As we rose we'd reached an alpine lake, its wonderfully blue, clear and cool water spread out in the rock declivity, and at the far end, a large white, roaring icefall, dripping endlessly in the day-time August heat. I felt I could go no further. It's wonderful, though, what a little rest and encouragement can do to get one going, and on we climbed to an area on the mountainside which Jordan deemed sufficiently 'shelf'-like to pitch tent. And so we did. Ever rest in a sleeping bag on an incline? It's a challenge. Bigger challenge for me was to scamble down the mountain side to scoop up water to cook and wash in, and hauling it back up to the camp. Good thing I didn't have to do it too often, since Jody usually obliged. And Dad was the cook. After all, he'd been taking it upon himself to be the chief cook and bottle washer during each and every canoe camping trip we'd ever taken; this time was no different. I was freed from all domestic-type chores. And I appreciated it no end. From where we were camped we were able to see the mountain tops directly across and Jordan told us that we were looking at mountains in the Stein Valley and he planned to do trips there eventually. After all, he was living in Vancouver and all this vast, frightening beauty was his to experience at leisure.
Good weather the following days, and I wore shorts and sleeveless tops, as we did a few day-trips up Long Peak. We'd come across small alpine lakes, as blue and beautiful as the large one below our camp. We picked our way up one trail after another, clambering over huge rocks, seeing vast panoramas spread out before us. We came alongside another large glacier, this one pink in the distance, and close up we recognized pink lichens growing on top of the slowly rotting, dripping ice. There were alpine plants, and stunted trees, and everywhere we looked it seemed as though we'd been dropped into an unfamiliar, fascinating world, a world we had the greatest respect for, as alien visitors.
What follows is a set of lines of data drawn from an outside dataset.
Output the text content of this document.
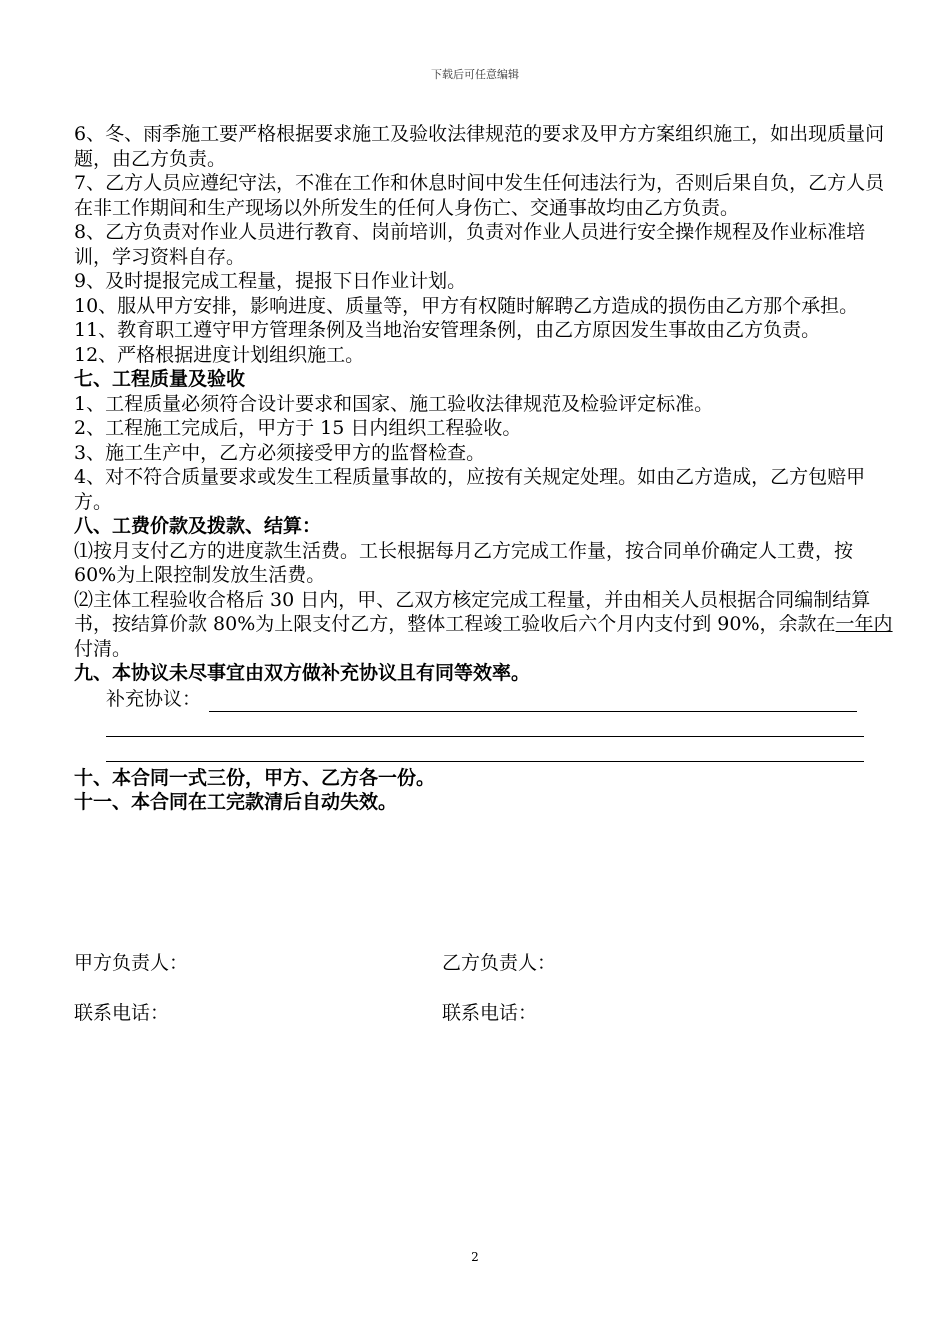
下载后可任意编辑

6、冬、雨季施工要严格根据要求施工及验收法律规范的要求及甲方方案组织施工，如出现质量问题，由乙方负责。

7、乙方人员应遵纪守法，不准在工作和休息时间中发生任何违法行为，否则后果自负，乙方人员在非工作期间和生产现场以外所发生的任何人身伤亡、交通事故均由乙方负责。

8、乙方负责对作业人员进行教育、岗前培训，负责对作业人员进行安全操作规程及作业标准培训，学习资料自存。

9、及时提报完成工程量，提报下日作业计划。

10、服从甲方安排，影响进度、质量等，甲方有权随时解聘乙方造成的损伤由乙方那个承担。

11、教育职工遵守甲方管理条例及当地治安管理条例，由乙方原因发生事故由乙方负责。

12、严格根据进度计划组织施工。

七、工程质量及验收

1、工程质量必须符合设计要求和国家、施工验收法律规范及检验评定标准。

2、工程施工完成后，甲方于 15 日内组织工程验收。

3、施工生产中，乙方必须接受甲方的监督检查。

4、对不符合质量要求或发生工程质量事故的，应按有关规定处理。如由乙方造成，乙方包赔甲方。

八、工费价款及拨款、结算：

⑴按月支付乙方的进度款生活费。工长根据每月乙方完成工作量，按合同单价确定人工费，按 60%为上限控制发放生活费。

⑵主体工程验收合格后 30 日内，甲、乙双方核定完成工程量，并由相关人员根据合同编制结算书，按结算价款 80%为上限支付乙方，整体工程竣工验收后六个月内支付到 90%，余款在一年内付清。

九、本协议未尽事宜由双方做补充协议且有同等效率。

补充协议：

十、本合同一式三份，甲方、乙方各一份。

十一、本合同在工完款清后自动失效。

甲方负责人：	乙方负责人：
联系电话：	联系电话：
2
At one juncture we sat atop a slender summit, a rather worrisome seating arrangement for a 58-year-old, moderately adventuresome female who couldn't help cautioning her husband and son on the precariousness of our position. As Jordan sat on his aerie, cheerily biting into an apple (his father snapped that shot and it sits on a desk in our family room) we looked skyward at thunderheads in the distance, and could soon hear them advertising their intent. And so began our descent as we attempted to short-distance ourselves down to our camp, making it just before the heaviest of the rain dumped. And dumped, and dumped. Hey, just another experience atop a mountain. The tent maintained its integrity, although the thunderclaps had me worrying whether the giant claps themselves might deflate the tent and haul it off the mountainside.
Who needs Everest?
Hey, today is our 50th wedding anniversary. But that's fodder for another time, right?